В его просьбе было столько искреннего простодушия и дружелюбия, что я почти готов был тут же условиться о новой встрече, но вовремя удержался. Я слишком хорошо знал Джонни Филда.

— Итак, — сказал он, когда мы вышли из кафе, — нам с Наоми надо еще успеть в театр, поэтому мы с вами прощаемся.

— Вам куда? — спросил я Элен.

— К Пиккадилли.

— Я провожу вас.

Какое-то время мы шли молча. Наконец я спросил, почему она не любит танцевальную музыку — она так демонстративно отказалась принять участие в общем разговоре.

— Что вы, я очень люблю танцевать, — сказала она без особого энтузиазма.

— И часто вам это удается?

— Теперь нет. Очень редко.

— Знаете, меня поразило замечание Наоми о том, как много значат для нас некоторые из довоенных мелодий. Мне кажется, что у меня почти каждое значительное событие связано с какой-нибудь песенкой, которая была популярна в то время. Хотя раньше она могла даже не нравиться мне.

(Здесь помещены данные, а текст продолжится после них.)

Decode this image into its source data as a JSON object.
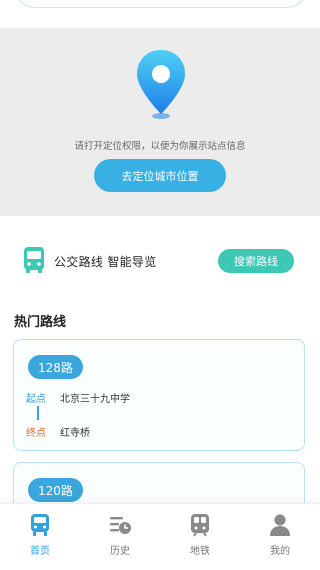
{
  "colors": {
    "primary": "#39b0e4",
    "accent": "#3cc8b4",
    "start_label": "#3a9ccf",
    "end_label": "#e06b2c",
    "tab_active": "#2fa3dd",
    "tab_inactive": "#8a8a8a"
  },
  "location": {
    "icon": "location-pin-icon",
    "hint": "请打开定位权限，以便为你展示站点信息",
    "button": "去定位城市位置"
  },
  "promo": {
    "icon": "bus-icon",
    "text": "公交路线 智能导览",
    "button": "搜索路线"
  },
  "hot_routes": {
    "title": "热门路线",
    "start_label": "起点",
    "end_label": "终点",
    "items": [
      {
        "name": "128路",
        "start": "北京三十九中学",
        "end": "红寺桥"
      },
      {
        "name": "120路"
      }
    ]
  },
  "tabs": [
    {
      "label": "首页",
      "icon": "bus-home-icon",
      "active": true
    },
    {
      "label": "历史",
      "icon": "history-icon",
      "active": false
    },
    {
      "label": "地铁",
      "icon": "subway-icon",
      "active": false
    },
    {
      "label": "我的",
      "icon": "user-icon",
      "active": false
    }
  ]
}
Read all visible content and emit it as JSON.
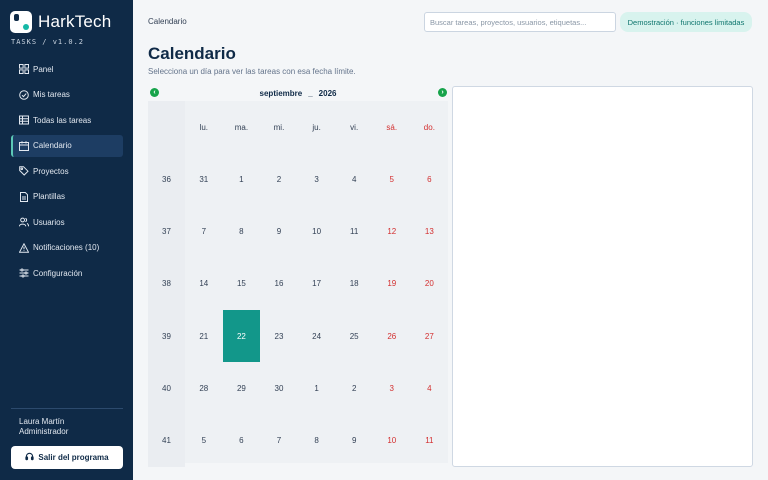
{
  "brand": {
    "name": "HarkTech",
    "version": "TASKS / v1.0.2"
  },
  "sidebar": {
    "items": [
      {
        "label": "Panel",
        "icon": "grid-icon"
      },
      {
        "label": "Mis tareas",
        "icon": "check-circle-icon"
      },
      {
        "label": "Todas las tareas",
        "icon": "table-icon"
      },
      {
        "label": "Calendario",
        "icon": "calendar-icon",
        "active": true
      },
      {
        "label": "Proyectos",
        "icon": "tags-icon"
      },
      {
        "label": "Plantillas",
        "icon": "document-icon"
      },
      {
        "label": "Usuarios",
        "icon": "users-icon"
      },
      {
        "label": "Notificaciones  (10)",
        "icon": "warning-icon"
      },
      {
        "label": "Configuración",
        "icon": "sliders-icon"
      }
    ],
    "user": {
      "name": "Laura Martín",
      "role": "Administrador"
    },
    "logout_label": "Salir del programa"
  },
  "topbar": {
    "breadcrumb": "Calendario",
    "search_placeholder": "Buscar tareas, proyectos, usuarios, etiquetas...",
    "demo_badge": "Demostración · funciones limitadas"
  },
  "page": {
    "title": "Calendario",
    "subtitle": "Selecciona un día para ver las tareas con esa fecha límite."
  },
  "calendar": {
    "month": "septiembre",
    "separator": "_",
    "year": "2026",
    "weekdays": [
      "lu.",
      "ma.",
      "mi.",
      "ju.",
      "vi.",
      "sá.",
      "do."
    ],
    "weeks": [
      {
        "num": "36",
        "days": [
          "31",
          "1",
          "2",
          "3",
          "4",
          "5",
          "6"
        ]
      },
      {
        "num": "37",
        "days": [
          "7",
          "8",
          "9",
          "10",
          "11",
          "12",
          "13"
        ]
      },
      {
        "num": "38",
        "days": [
          "14",
          "15",
          "16",
          "17",
          "18",
          "19",
          "20"
        ]
      },
      {
        "num": "39",
        "days": [
          "21",
          "22",
          "23",
          "24",
          "25",
          "26",
          "27"
        ]
      },
      {
        "num": "40",
        "days": [
          "28",
          "29",
          "30",
          "1",
          "2",
          "3",
          "4"
        ]
      },
      {
        "num": "41",
        "days": [
          "5",
          "6",
          "7",
          "8",
          "9",
          "10",
          "11"
        ]
      }
    ],
    "selected": {
      "week": 3,
      "day": 1
    },
    "colors": {
      "selected": "#12978a",
      "weekend": "#d32f2f",
      "nav_arrow": "#16a34a"
    }
  }
}
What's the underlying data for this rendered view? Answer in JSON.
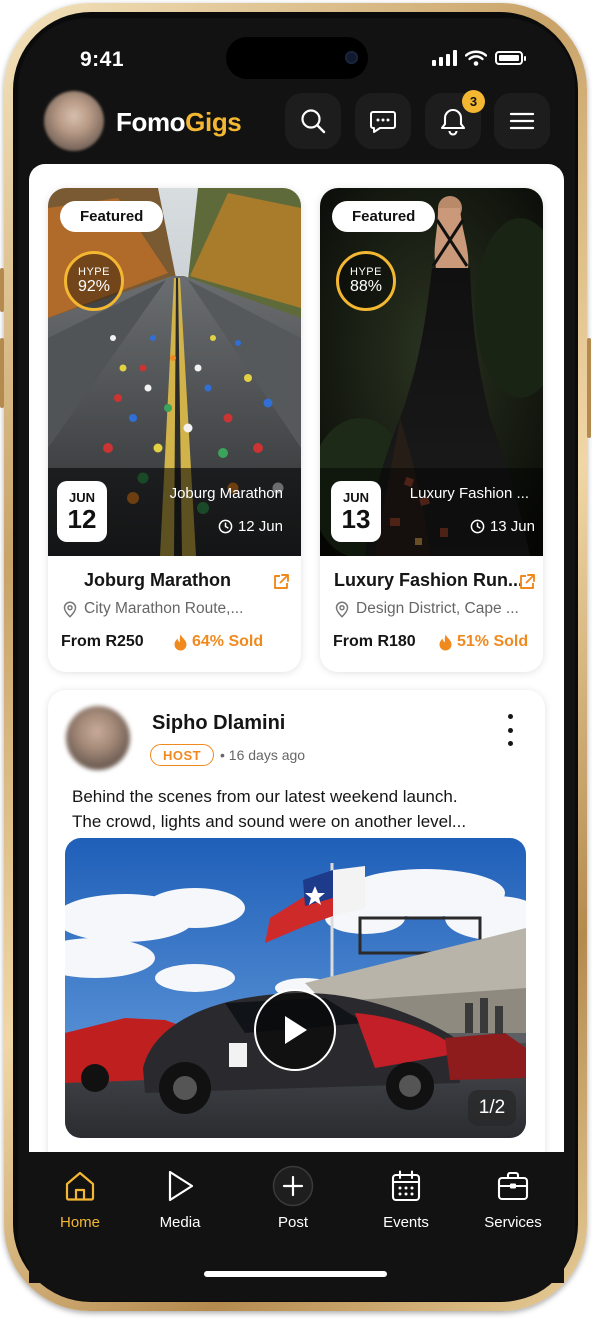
{
  "status_bar": {
    "time": "9:41"
  },
  "header": {
    "logo_part1": "Fomo",
    "logo_part2": "Gigs",
    "notification_count": "3",
    "icons": [
      "search-icon",
      "chat-icon",
      "bell-icon",
      "menu-icon"
    ]
  },
  "events": [
    {
      "badge": "Featured",
      "hype_label": "HYPE",
      "hype_value": "92%",
      "month": "JUN",
      "day": "12",
      "image_title": "Joburg Marathon",
      "image_date": "12 Jun",
      "title": "Joburg Marathon",
      "location": "City Marathon Route,...",
      "price": "From R250",
      "sold": "64% Sold"
    },
    {
      "badge": "Featured",
      "hype_label": "HYPE",
      "hype_value": "88%",
      "month": "JUN",
      "day": "13",
      "image_title": "Luxury Fashion ...",
      "image_date": "13 Jun",
      "title": "Luxury Fashion Run...",
      "location": "Design District, Cape ...",
      "price": "From R180",
      "sold": "51% Sold"
    }
  ],
  "post": {
    "author": "Sipho Dlamini",
    "role": "HOST",
    "time": "16 days ago",
    "text_line1": "Behind the scenes from our latest weekend launch.",
    "text_line2": "The crowd, lights and sound were on another level...",
    "media_counter": "1/2"
  },
  "nav": {
    "items": [
      {
        "label": "Home",
        "icon": "home-icon",
        "active": true
      },
      {
        "label": "Media",
        "icon": "play-icon",
        "active": false
      },
      {
        "label": "Post",
        "icon": "plus-circle-icon",
        "active": false
      },
      {
        "label": "Events",
        "icon": "calendar-icon",
        "active": false
      },
      {
        "label": "Services",
        "icon": "briefcase-icon",
        "active": false
      }
    ]
  },
  "colors": {
    "accent": "#f4b731",
    "sold": "#f08a1f",
    "background": "#121212"
  }
}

— Я вас понимаю, — сказала Элен. У нее была какая-то особая, очень изящная походка — она делала маленькие шажки и ступала так осторожно, будто шла босиком по густой и высокой траве, где ее могли подстерегать всякие опасности. — У меня тоже так. Иногда до боли знакомая мелодия воскрешает в памяти то, что хотелось бы забыть. — Она взглянула на меня. Она чувствовала себя теперь гораздо свободнее, чем в обществе Филдов, и с готовностью поддержала разговор.

— Это верно, — согласился я, — и даже не потому, что она воскрешает неприятные воспоминания. Она может напоминать о вполне счастливых мгновениях, которые были слишком короткими.

— Не всегда. Иногда она самым непосредственным образом связана с откровенным поражением.

— Не представляю, чтобы вы могли в чем-либо потерпеть поражение, — сказал я просто так, чтобы вызвать ее на дальнейшую откровенность.

— Иногда бывало. — Она чуть-чуть ускорила шаг.

— Филд представил мне вас как миссис Эштон? Кажется, я не ослышался?

— Да. Мой муж погиб в сороковом году.

— Война?

— Он служил в авиации, — ответила она.

— Тогда очень многое должно вам об этом напоминать, — сказал я с неожиданным чувством неловкости.

— Да.

— Простите.

— Это было очень давно, — ответила она и поспешила переменить тему разговора. — Ваша галерея открылась в среду, не так ли?

Мы поговорили о галерее, о Крендалле, я поделился сомнениями относительно того, стоит ли мне становиться его компаньоном. Так мы дошли до станции метрополитена у Грин-парка. Здесь мы распрощались, и она ушла.

Меня заинтересовала Элен Эштон, ее нервная ирония, резкость суждений, беспощадность к себе и несомненное одиночество. Она относилась к числу тех женщин, которым с годами становится все труднее быть откровенными, но которые продолжают неизменно испытывать жгучую потребность в этом. Поэтому Элен прибегала к хитростям и уловкам и сама создавала ситуации, при которых ее вынуждали бы к откровенности. Ее замечание о «до боли знакомых» мелодиях явно противоречило ее поведению в кафе во время моего разговора с Наоми. Оно было столь же неожиданным и странным, как если бы министр финансов, прервав свой официальный доклад о бюджете, пустился в воспоминания о первой юношеской любви. Элен столь же необъяснимо, прямолинейно и не очень искусно придала нашей вежливо-банальной беседе откровенный характер, а ведь ее никак нельзя было упрекнуть в том, что она лишена такта. Просто ей необходимо было рассказать о себе, о своем прошлом, и она сделала это, как могла.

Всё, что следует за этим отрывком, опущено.